Tudo isto é um exemplo perfeito da estratégia económica de Johnson – transferir enormes recursos públicos para as mãos de grandes empresas e depois incumbi-las de prestar serviços de vital importância para o público. Cada vez mais estes contratos parecem ser adjudicados com base na proximidade com o Partido Conservador.

A transparência é, na melhor das hipóteses, uma reflexão tardia e, embora estas empresas pareçam de facto distinguir-se na transferência de valor para os seus accionistas, são muito menos competentes na prestação de serviços públicos. O desastre multibilionário que é o sistema de teste e rastreamento da Grã-Bretanha é apenas um exemplo importante disso.

Quando se trata de vacinas, as consequências desta estratégia são claras para todos verem. Se todas as vacinas a serem entregues em 2021 fossem distribuídas de forma equitativa, poderíamos vacinar 70% do mundo este ano, acabando efectivamente com a pandemia. A ganância está impedindo isso. A incompetência da implementação da AstraZeneca está agora a ajudar a alimentar o cepticismo em relação às vacinas em todo o mundo. E o sigilo dos seus contratos está a fomentar uma perigosa guerra de vacinas entre a UE e o Reino Unido

[AstraZeneca prometeu não obter lucro até declarar o fim da pandemia, o que poderá ocorrer já em julho. Os críticos têm exigiu prova de sua promessa sem fins lucrativos.]

A AstraZeneca não é a única empresa gananciosa na corrida pelas vacinas. Muitas outras empresas também aproveitaram alegremente recursos públicos, venderam praticamente todo o seu stock de vacinas aos países ricos e esperam agora garantir margens de lucro altíssimas. A Pfizer tem como meta obter um lucro claro de mais de US$ 4 bilhões este ano, e os executivos da Moderna estão arrecadando centenas de milhões de dólares com base no preço crescente das ações da empresa.
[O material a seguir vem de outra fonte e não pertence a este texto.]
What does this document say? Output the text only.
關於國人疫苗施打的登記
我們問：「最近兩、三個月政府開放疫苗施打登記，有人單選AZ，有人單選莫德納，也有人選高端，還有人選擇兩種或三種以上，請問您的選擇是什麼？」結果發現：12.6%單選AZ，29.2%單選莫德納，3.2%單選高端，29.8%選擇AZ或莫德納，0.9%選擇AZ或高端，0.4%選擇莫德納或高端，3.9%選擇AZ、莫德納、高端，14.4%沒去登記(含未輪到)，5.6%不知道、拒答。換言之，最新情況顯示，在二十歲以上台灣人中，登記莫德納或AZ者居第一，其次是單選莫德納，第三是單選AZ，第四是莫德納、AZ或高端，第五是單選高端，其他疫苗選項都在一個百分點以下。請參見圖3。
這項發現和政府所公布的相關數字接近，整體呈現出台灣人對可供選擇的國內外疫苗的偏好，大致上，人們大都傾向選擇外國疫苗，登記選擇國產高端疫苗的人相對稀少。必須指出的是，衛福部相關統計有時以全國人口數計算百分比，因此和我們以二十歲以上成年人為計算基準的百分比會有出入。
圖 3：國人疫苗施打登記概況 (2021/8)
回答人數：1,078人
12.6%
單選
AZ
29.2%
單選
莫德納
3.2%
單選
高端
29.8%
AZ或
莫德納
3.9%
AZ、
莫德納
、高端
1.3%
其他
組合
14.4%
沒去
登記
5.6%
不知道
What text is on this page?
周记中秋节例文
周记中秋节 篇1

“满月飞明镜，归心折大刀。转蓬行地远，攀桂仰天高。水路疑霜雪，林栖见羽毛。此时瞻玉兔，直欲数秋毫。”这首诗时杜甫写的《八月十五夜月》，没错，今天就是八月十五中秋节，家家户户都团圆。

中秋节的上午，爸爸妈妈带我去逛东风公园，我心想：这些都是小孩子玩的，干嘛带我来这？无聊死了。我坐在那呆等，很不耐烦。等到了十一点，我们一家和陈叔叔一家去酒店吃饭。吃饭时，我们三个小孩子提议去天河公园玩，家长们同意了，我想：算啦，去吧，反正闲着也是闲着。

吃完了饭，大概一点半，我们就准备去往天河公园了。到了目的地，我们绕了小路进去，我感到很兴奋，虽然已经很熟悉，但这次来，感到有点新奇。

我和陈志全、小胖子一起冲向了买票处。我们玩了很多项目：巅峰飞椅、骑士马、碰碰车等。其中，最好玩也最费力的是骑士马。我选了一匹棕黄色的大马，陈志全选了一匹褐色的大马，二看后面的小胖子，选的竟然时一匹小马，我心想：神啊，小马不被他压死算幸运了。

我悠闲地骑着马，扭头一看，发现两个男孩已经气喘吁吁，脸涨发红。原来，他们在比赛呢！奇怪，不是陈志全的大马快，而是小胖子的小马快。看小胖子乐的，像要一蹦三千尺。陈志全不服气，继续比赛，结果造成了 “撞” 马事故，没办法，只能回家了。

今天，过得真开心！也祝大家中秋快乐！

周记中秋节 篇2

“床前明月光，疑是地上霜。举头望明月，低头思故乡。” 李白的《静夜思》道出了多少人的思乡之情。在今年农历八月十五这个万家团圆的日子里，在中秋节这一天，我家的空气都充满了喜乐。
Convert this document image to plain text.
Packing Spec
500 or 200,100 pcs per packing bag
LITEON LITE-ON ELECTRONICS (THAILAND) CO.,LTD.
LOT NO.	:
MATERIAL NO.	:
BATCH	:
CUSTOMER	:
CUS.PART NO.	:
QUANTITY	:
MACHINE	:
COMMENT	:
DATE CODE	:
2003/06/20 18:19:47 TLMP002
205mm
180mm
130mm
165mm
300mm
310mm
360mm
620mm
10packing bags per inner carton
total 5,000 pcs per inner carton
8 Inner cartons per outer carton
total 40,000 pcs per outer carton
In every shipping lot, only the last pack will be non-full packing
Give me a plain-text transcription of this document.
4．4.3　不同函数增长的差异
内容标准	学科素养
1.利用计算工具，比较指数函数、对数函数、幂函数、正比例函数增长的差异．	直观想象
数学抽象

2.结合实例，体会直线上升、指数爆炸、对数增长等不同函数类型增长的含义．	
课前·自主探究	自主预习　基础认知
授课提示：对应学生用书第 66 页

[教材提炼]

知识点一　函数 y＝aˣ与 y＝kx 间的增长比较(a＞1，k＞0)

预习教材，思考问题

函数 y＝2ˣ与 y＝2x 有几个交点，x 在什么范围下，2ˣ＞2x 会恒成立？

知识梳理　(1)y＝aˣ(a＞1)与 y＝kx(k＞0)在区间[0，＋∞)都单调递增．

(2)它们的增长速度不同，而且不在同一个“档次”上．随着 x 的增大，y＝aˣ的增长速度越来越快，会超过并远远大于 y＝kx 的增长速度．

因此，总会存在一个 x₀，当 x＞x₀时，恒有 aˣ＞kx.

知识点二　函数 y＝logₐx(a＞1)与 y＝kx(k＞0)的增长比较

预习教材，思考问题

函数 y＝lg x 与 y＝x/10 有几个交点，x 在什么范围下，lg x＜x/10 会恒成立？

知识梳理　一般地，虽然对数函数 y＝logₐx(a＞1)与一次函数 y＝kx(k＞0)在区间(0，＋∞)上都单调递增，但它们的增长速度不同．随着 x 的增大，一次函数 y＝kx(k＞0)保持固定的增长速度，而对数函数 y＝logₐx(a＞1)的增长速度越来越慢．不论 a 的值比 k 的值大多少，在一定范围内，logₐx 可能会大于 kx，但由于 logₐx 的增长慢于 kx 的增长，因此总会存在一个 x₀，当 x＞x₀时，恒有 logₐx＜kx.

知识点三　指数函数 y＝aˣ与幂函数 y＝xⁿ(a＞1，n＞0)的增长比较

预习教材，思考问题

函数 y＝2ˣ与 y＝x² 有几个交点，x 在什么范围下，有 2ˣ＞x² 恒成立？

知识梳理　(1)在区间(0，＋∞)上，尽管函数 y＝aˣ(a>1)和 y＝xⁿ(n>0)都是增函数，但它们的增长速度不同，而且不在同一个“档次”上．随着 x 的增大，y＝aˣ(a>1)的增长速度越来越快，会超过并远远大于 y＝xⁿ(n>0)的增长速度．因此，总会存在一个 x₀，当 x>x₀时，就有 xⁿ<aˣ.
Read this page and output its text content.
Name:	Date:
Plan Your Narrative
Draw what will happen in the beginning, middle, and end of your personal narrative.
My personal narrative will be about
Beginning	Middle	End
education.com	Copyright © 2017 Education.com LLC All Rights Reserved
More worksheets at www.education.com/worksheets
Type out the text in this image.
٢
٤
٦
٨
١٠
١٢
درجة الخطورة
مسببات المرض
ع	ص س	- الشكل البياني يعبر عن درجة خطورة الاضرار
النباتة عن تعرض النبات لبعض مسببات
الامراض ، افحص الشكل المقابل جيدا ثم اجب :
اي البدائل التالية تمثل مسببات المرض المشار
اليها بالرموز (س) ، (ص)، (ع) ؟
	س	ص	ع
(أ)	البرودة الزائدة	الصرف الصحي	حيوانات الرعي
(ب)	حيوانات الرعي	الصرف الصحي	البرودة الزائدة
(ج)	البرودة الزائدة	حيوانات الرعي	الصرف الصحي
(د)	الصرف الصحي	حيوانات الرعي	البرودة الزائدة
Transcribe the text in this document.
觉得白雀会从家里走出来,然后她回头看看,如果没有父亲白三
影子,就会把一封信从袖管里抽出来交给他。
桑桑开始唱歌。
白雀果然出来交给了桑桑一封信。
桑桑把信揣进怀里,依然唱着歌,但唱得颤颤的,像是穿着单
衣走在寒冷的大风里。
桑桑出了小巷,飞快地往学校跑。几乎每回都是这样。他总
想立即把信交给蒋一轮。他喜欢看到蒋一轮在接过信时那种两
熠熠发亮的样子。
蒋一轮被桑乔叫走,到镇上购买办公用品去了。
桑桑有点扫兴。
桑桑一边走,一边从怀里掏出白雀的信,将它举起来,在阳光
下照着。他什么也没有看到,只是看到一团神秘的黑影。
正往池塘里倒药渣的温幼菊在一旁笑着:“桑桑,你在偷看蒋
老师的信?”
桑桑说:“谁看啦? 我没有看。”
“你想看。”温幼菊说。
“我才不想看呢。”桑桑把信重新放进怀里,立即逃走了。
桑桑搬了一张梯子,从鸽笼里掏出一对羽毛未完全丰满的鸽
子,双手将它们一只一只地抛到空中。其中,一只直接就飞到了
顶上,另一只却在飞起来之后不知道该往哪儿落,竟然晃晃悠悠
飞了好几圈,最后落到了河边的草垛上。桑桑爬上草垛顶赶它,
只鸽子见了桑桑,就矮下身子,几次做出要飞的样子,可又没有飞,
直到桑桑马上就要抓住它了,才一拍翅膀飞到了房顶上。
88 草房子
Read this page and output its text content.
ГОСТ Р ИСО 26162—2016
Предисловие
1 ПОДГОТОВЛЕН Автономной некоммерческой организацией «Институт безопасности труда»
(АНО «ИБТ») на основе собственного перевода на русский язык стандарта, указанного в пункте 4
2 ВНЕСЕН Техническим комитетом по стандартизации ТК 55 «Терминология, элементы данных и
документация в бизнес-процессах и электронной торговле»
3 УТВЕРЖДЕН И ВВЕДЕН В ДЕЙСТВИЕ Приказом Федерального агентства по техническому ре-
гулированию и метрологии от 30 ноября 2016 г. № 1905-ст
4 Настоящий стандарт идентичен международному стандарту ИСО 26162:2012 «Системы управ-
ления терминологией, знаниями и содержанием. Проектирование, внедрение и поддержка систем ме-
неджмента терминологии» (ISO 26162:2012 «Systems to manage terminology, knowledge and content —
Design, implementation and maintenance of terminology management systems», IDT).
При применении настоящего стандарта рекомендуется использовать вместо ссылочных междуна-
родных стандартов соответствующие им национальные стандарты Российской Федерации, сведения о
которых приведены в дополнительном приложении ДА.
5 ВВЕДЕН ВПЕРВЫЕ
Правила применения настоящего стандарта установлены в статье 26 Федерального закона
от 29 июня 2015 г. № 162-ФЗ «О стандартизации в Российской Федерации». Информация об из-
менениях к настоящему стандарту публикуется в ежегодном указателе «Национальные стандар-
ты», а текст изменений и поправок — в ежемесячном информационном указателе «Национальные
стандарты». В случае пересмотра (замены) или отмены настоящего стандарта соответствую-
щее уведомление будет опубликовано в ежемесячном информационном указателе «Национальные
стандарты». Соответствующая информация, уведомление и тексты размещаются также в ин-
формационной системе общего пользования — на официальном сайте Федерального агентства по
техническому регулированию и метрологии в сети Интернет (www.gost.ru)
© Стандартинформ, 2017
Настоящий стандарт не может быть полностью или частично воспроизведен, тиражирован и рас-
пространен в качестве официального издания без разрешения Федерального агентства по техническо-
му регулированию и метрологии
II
Johnson está a emergir rapidamente como o defensor mais veemente desta forma de capitalismo – um modelo económico caracterizado pelo poder de monopólio, pelo clientelismo e pela transferência de enormes recursos do sector público, do ambiente e dos trabalhadores para a riqueza privada da elite global.

A consequência imediata disto é o prolongamento da pandemia, à medida que o coronavírus se espalha desenfreadamente nos países mais pobres, ceifando inúmeras vidas que poderiam ter sido salvas. Mas as consequências a longo prazo serão ainda mais catastróficas: níveis de desigualdade sem precedentes, alterações climáticas descontroladas e a erosão da confiança nas instituições democráticas.

Não foi a ganância que levou ao sucesso da implementação da vacina no Reino Unido. Em vez disso, corre o risco de descarrilar os esforços para acabar com esta crise. Aqueles de nós que querem garantir que o mundo não só esteja a salvo da Covid-19, mas também das crises da pobreza, da desigualdade e das alterações climáticas, em vez de celebrar a ganância, precisam de descobrir como contê-la o mais rapidamente possível.

Nick Dearden é o diretor de Justiça Global Agora (anteriormente Movimento de Desenvolvimento Mundial) e ex-diretor da Jubilee Debt Campaign.

Este artigo é de Sonhos comuns.

As opiniões expressas são exclusivamente do autor e podem ou não refletir as de Notícias do Consórcio.